Indeed, as Logsdon sees it, the title of his book precisely expresses what western farmers must learn to do over the next few decades: use and manage manure as a critical source of soil fertilizer.
The era of cheap manufactured and mined fertilizers is drawing to a close. Farmers, however reluctantly, will be dragged back to the future, back to a time when animal and even human manures comprised the primary sources of fertilizer, he maintains.
As a prime example, Logsdon cites ammonium polyphosphate, which climbed $1,000 a ton while heis was writing the book. The rising costs of natural gas, the major source of nitrogen fertilizer, is also complicating matters as more people turn to it as a fuel substitute.
For these reasons, the day may beis fast approaching when farmers will have to rely on animal and even human waste to maintain the necessary soil fertility levels, he says.
Logsdon and others even contend that a book, F.H. King's "Farmers of Forty Centuries," outlining Chinese and Korean practices for securing, managing and applying manure will be the manual of farming in the 21st century.
Other sweeping changes will follow, Logsdon contends.
For example, as costs of commercial processed fertilizers spike, he foresees that a growing number of row-crop farmers, desperate for manure, will augment their farms with concentrated livestock operations. Meat production will only be a secondary concern, Logsden contends.
For many western row-crop farmers, this raises the inevitable question: Will things really get this bad?
For his part, Mitchell is a true believer in the value of animal manure. He's been preaching its merits to farmers for years, occasionally expressing frustration over farmers' reluctance — up to now, at least — to make greater use of it.
But while a true believer in the value of animal manure, he isn't willing to go as far as Logsden.
Granted, animal wastes will acquire a growing niche among farmers, he says. Even so, he believes that commercial fertilizers, which have been the standbys of western farming for more than a century, will continue to command center stage.
Mitchell sees a kind of ebb-and-flow effect at work in the future, as row-crop farmers make greater use of animal manures to compensate for spiking costs of commercial fertilizer.
"First of all, there is going to be a gradual decline of commercial fertilizer use, not a precipitous one," Mitchell says. "But manufactured and mined sources are going to get more expensive and that's going to make manures more attractive."
Even so, manures are no panacea, he stresses. They are hamstrung by a few limiting factors, notably the excessive levels of phosphorus that build up as manure is applied season after season.
"Yes, you can put on excessive rates of chicken litter, for example, and produce a beautiful crop of cotton , corn or wheat," Mitchell says. "But if you do it year after year, the phosphorus levels build up and you will end up dealing with environmental issues."
Back to that ebb-and-flow effect, Mitchell says.
"We're going to use manures where we can and supplementing them with expensive synthetic fertilizers, especially on our nonlegume crops — crops such as wheat, grains, corn, forages, pasture grasses and hayfields."
He also foresees closer integration between row-crop and livestock operations, though not to the degree Logsden foresees.
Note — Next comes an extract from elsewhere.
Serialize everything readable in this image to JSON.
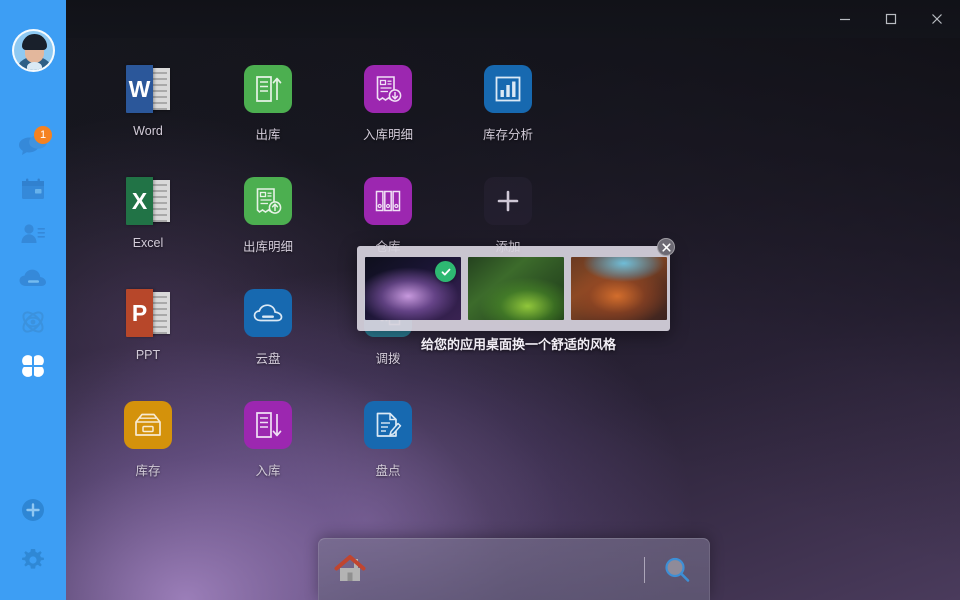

"In the South, especially in Georgia, we're seeing more poultry farmers locating to areas of intensive row cropping," Mitchell says, adding that a similar effect is occurring in the Midwest as more feedlot operations locate near areas of intensive row-crop farming.
Even so, in as specialized a field as agriculture, Mitchell expresses doubt that large feed operators would want to become involved in row-crop production or vice versa.